In 1973, the National Hurricane Center introduced the Saffir-Simpson scale, a five-category rating system that classified hurricanes based on wind intensity.
At the bottom of the scale was Category 1, for storms with sustained winds of 74 to 95 mph. At the top was Category 5, for disasters with winds of 157 mph or more.
In the half century since the scale's debut, land and ocean temperatures have steadily risen as a result of greenhouse gas emissions. Hurricanes have become more intense, with stronger winds and heavier rain.

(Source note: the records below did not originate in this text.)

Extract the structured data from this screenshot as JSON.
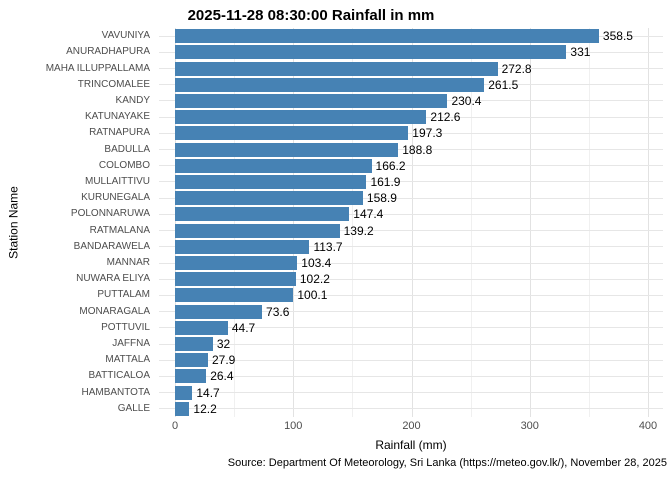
{
  "caption": "Source: Department Of Meteorology, Sri Lanka (https://meteo.gov.lk/), November 28, 2025",
  "colors": {
    "bar": "#4682B4",
    "grid_major": "#e2e2e2",
    "grid_minor": "#f0f0f0",
    "grid_row": "#e6e6e6",
    "axis_text": "#4d4d4d",
    "text": "#000000",
    "background": "#ffffff"
  },
  "chart_data": {
    "type": "bar",
    "orientation": "horizontal",
    "title": "2025-11-28 08:30:00 Rainfall in mm",
    "xlabel": "Rainfall (mm)",
    "ylabel": "Station Name",
    "xlim": [
      0,
      400
    ],
    "x_major_ticks": [
      0,
      100,
      200,
      300,
      400
    ],
    "x_minor_gridlines": [
      50,
      150,
      250,
      350
    ],
    "grid": true,
    "legend": false,
    "categories": [
      "VAVUNIYA",
      "ANURADHAPURA",
      "MAHA ILLUPPALLAMA",
      "TRINCOMALEE",
      "KANDY",
      "KATUNAYAKE",
      "RATNAPURA",
      "BADULLA",
      "COLOMBO",
      "MULLAITTIVU",
      "KURUNEGALA",
      "POLONNARUWA",
      "RATMALANA",
      "BANDARAWELA",
      "MANNAR",
      "NUWARA ELIYA",
      "PUTTALAM",
      "MONARAGALA",
      "POTTUVIL",
      "JAFFNA",
      "MATTALA",
      "BATTICALOA",
      "HAMBANTOTA",
      "GALLE"
    ],
    "values": [
      358.5,
      331,
      272.8,
      261.5,
      230.4,
      212.6,
      197.3,
      188.8,
      166.2,
      161.9,
      158.9,
      147.4,
      139.2,
      113.7,
      103.4,
      102.2,
      100.1,
      73.6,
      44.7,
      32,
      27.9,
      26.4,
      14.7,
      12.2
    ],
    "value_labels": [
      "358.5",
      "331",
      "272.8",
      "261.5",
      "230.4",
      "212.6",
      "197.3",
      "188.8",
      "166.2",
      "161.9",
      "158.9",
      "147.4",
      "139.2",
      "113.7",
      "103.4",
      "102.2",
      "100.1",
      "73.6",
      "44.7",
      "32",
      "27.9",
      "26.4",
      "14.7",
      "12.2"
    ]
  }
}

This week, a University of Pennsylvania research team led by a climate scientist michael mann predicted that the North Atlantic will undergo unprecedented change 33 named tropical cyclones from June 1 to November 30.

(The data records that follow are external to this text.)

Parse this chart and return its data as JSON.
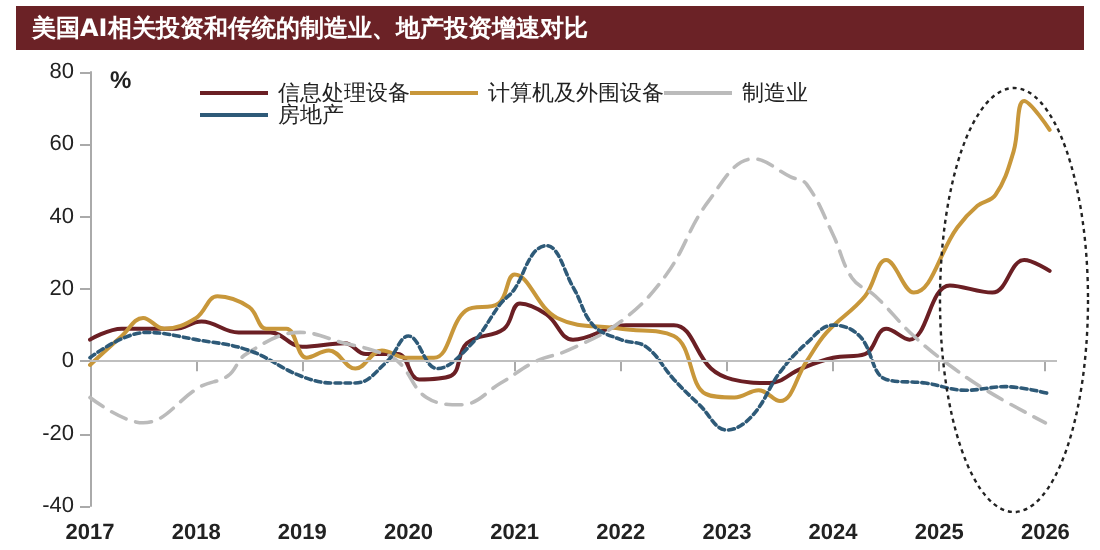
{
  "chart_data": {
    "type": "line",
    "title": "美国AI相关投资和传统的制造业、地产投资增速对比",
    "ylabel": "%",
    "xlim": [
      2017,
      2026.1
    ],
    "xticks": [
      2017,
      2018,
      2019,
      2020,
      2021,
      2022,
      2023,
      2024,
      2025,
      2026
    ],
    "ylim": [
      -40,
      80
    ],
    "yticks": [
      -40,
      -20,
      0,
      20,
      40,
      60,
      80
    ],
    "grid": false,
    "legend": "top",
    "marker": "none",
    "ref_lines": [
      {
        "axis": "y",
        "value": 0,
        "color": "#bfbfbf"
      }
    ],
    "series": [
      {
        "name": "信息处理设备",
        "color": "#6b1f24",
        "line_style": "solid",
        "x": [
          2017.0,
          2017.3,
          2017.8,
          2018.05,
          2018.4,
          2018.7,
          2019.0,
          2019.4,
          2019.6,
          2019.9,
          2020.1,
          2020.4,
          2020.55,
          2020.9,
          2021.05,
          2021.3,
          2021.55,
          2022.05,
          2022.5,
          2022.85,
          2023.05,
          2023.4,
          2023.7,
          2024.0,
          2024.3,
          2024.5,
          2024.72,
          2025.1,
          2025.5,
          2025.8,
          2026.04
        ],
        "values": [
          6,
          9,
          9,
          11,
          8,
          8,
          4,
          5,
          2,
          2,
          -5,
          -4,
          5,
          9,
          16,
          13,
          6,
          10,
          10,
          -2,
          -5,
          -6,
          -2,
          1,
          2,
          9,
          6,
          21,
          19,
          28,
          25
        ]
      },
      {
        "name": "计算机及外围设备",
        "color": "#c8973a",
        "line_style": "solid",
        "x": [
          2017.0,
          2017.3,
          2017.5,
          2017.7,
          2018.0,
          2018.2,
          2018.5,
          2018.66,
          2018.85,
          2019.04,
          2019.25,
          2019.5,
          2019.75,
          2019.98,
          2020.24,
          2020.54,
          2020.85,
          2021.0,
          2021.4,
          2022.0,
          2022.5,
          2022.8,
          2023.07,
          2023.3,
          2023.5,
          2023.75,
          2023.94,
          2024.3,
          2024.5,
          2024.76,
          2025.17,
          2025.36,
          2025.53,
          2025.7,
          2025.8,
          2026.04
        ],
        "values": [
          -1,
          7,
          12,
          9,
          12,
          18,
          15,
          9,
          9,
          1,
          3,
          -2,
          3,
          1,
          1,
          14,
          16,
          24,
          12,
          9,
          7,
          -9,
          -10,
          -8,
          -11,
          0,
          8,
          18,
          28,
          19,
          37,
          43,
          46,
          58,
          72,
          64
        ]
      },
      {
        "name": "制造业",
        "color": "#bbbbbb",
        "line_style": "dashed",
        "x": [
          2017.0,
          2017.5,
          2018.04,
          2018.3,
          2018.47,
          2018.98,
          2019.4,
          2019.67,
          2019.9,
          2020.17,
          2020.5,
          2020.87,
          2021.2,
          2021.5,
          2022.0,
          2022.43,
          2022.82,
          2023.25,
          2023.6,
          2023.75,
          2024.0,
          2024.18,
          2024.4,
          2024.76,
          2025.14,
          2025.5,
          2026.0
        ],
        "values": [
          -10,
          -17,
          -7,
          -4,
          2,
          8,
          5,
          3,
          0,
          -10,
          -12,
          -6,
          0,
          3,
          11,
          24,
          44,
          56,
          51,
          49,
          35,
          23,
          18,
          7,
          -2,
          -9,
          -17
        ]
      },
      {
        "name": "房地产",
        "color": "#2e5a78",
        "line_style": "dotted",
        "x": [
          2017.0,
          2017.53,
          2018.0,
          2018.5,
          2018.98,
          2019.3,
          2019.5,
          2019.8,
          2020.0,
          2020.27,
          2020.6,
          2020.87,
          2021.0,
          2021.18,
          2021.3,
          2021.56,
          2021.74,
          2022.0,
          2022.24,
          2022.5,
          2022.74,
          2023.0,
          2023.24,
          2023.5,
          2023.75,
          2024.0,
          2024.25,
          2024.5,
          2024.87,
          2025.25,
          2025.62,
          2026.04
        ],
        "values": [
          1,
          8,
          6,
          3,
          -4,
          -6,
          -6,
          0,
          7,
          -2,
          5,
          16,
          20,
          30,
          32,
          20,
          10,
          6,
          4,
          -5,
          -12,
          -19,
          -15,
          -3,
          5,
          10,
          7,
          -5,
          -6,
          -8,
          -7,
          -9
        ]
      }
    ]
  }
}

Some scientists argue that with catastrophic storms regularly exceeding the 157 mph threshold, the Saffir-Simpson scale no longer adequately conveys the threat posed by larger hurricanes.

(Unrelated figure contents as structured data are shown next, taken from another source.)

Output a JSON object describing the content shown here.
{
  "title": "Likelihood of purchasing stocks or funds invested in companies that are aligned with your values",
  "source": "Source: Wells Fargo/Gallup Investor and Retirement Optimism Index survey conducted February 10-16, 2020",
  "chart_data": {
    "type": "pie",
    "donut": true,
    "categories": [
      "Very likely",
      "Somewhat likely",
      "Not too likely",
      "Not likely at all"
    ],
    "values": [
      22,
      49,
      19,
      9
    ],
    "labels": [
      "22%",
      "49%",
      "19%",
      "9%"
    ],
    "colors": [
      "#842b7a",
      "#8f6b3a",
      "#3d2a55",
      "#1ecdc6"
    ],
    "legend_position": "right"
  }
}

Earlier this year, two climate scientists published a paper which compared historical storm activity to a hypothetical version of the Saffir-Simpson scale that included a Category 6, for storms with sustained winds of 192 mph or greater.
Of the 197 Category 5 hurricanes between 1980 and 2021, five fit the description of a hypothetical Category 6 hurricane: Typhoon Haiyan in 2013, Hurricane Patricia in 2015, Typhoon Meranti in 2016, Typhoon Goni in 2020 and Typhoon Surigae in 2021. .
Patricia, which made landfall near Jalisco, Mexico, in October 2015, is the most powerful tropical cyclone ever recorded in terms of maximum sustained winds. (While the article discusses global storms, only storms in the Atlantic Ocean and northern Pacific Ocean, east of the International Date Line, are officially classified on the Saffir-Simpson scale. Other parts of the world use different classification systems).
Although the storm had weakened to a Category 4 by the time it made landfall, its sustained winds over the Pacific Ocean reached 215 mph.
“That is something incomprehensible,” he said. Michael F. Wehner, senior scientist at Lawrence Berkeley National Laboratory and co-author of the Category 6 paper. “That's faster than a race car on a straight line. “It is a new and dangerous world.”
In their paper, which was published in the Proceedings of the National Academy of Sciences, Wehner and co-author James P. Kossin of the University of Wisconsin-Madison did not explicitly call for the adoption of a Category 6, primarily because the scale is quickly being supplanted by other measurement tools that more accurately measure the danger of a specific storm.
“The Saffir-Simpson scale is not that good at warning the public about the imminent danger of a storm,” Wehner said.
The category scale measures only sustained wind speed, which is just one of the threats that a major storm presents. Of the 455 direct U.S. deaths due to hurricanes between 2013 and 2023 (a figure that excludes deaths from 2017's Hurricane Maria), less than 15% were caused by wind, the director of the National Hurricane Center said. , Mike Brennan, during a recent public meeting. The remainder was caused by storm surge, flooding and high tides.
The Saffir-Simpson scale is a relic of an earlier era in forecasting, Brennan said.
“Thirty years ago, that's basically all we could say about a hurricane: how strong it was now. We couldn't really tell them much about where it was going to go, how strong it was going to be, or what the hazards would be like,” Brennan said during the meeting, hosted by the American Meteorological Society. . “Now we can tell people a lot more than that.”
He confirmed that the National Hurricane Center has no plans to introduce a Category 6, mainly because it is already trying “not to emphasize the scale too much,” Brennan said. Other meteorologists said that's the right decision.
“I don't see the value in this right now,” he said. Marcos Bourassa, meteorologist at the Center for Ocean-Atmospheric Prediction Studies at Florida State University. “There are other issues that could be better addressed, such as the spatial extent of the storm and storm surge, which would convey more useful information [and] assist with emergency management as well as individual people’s decisions.”
As simplistic as they are, Herbert Saffir and Robert Simpson's categories are the first thing many people think of when trying to grasp the scale of a storm. In that sense, the persistence of the scale over the years helps people understand how much the climate has changed since its introduction.
“What the Saffir-Simpson scale is for is to quantify and show that the most intense storms are becoming more intense due to climate change,” Wehner said. “It's not like it used to be.”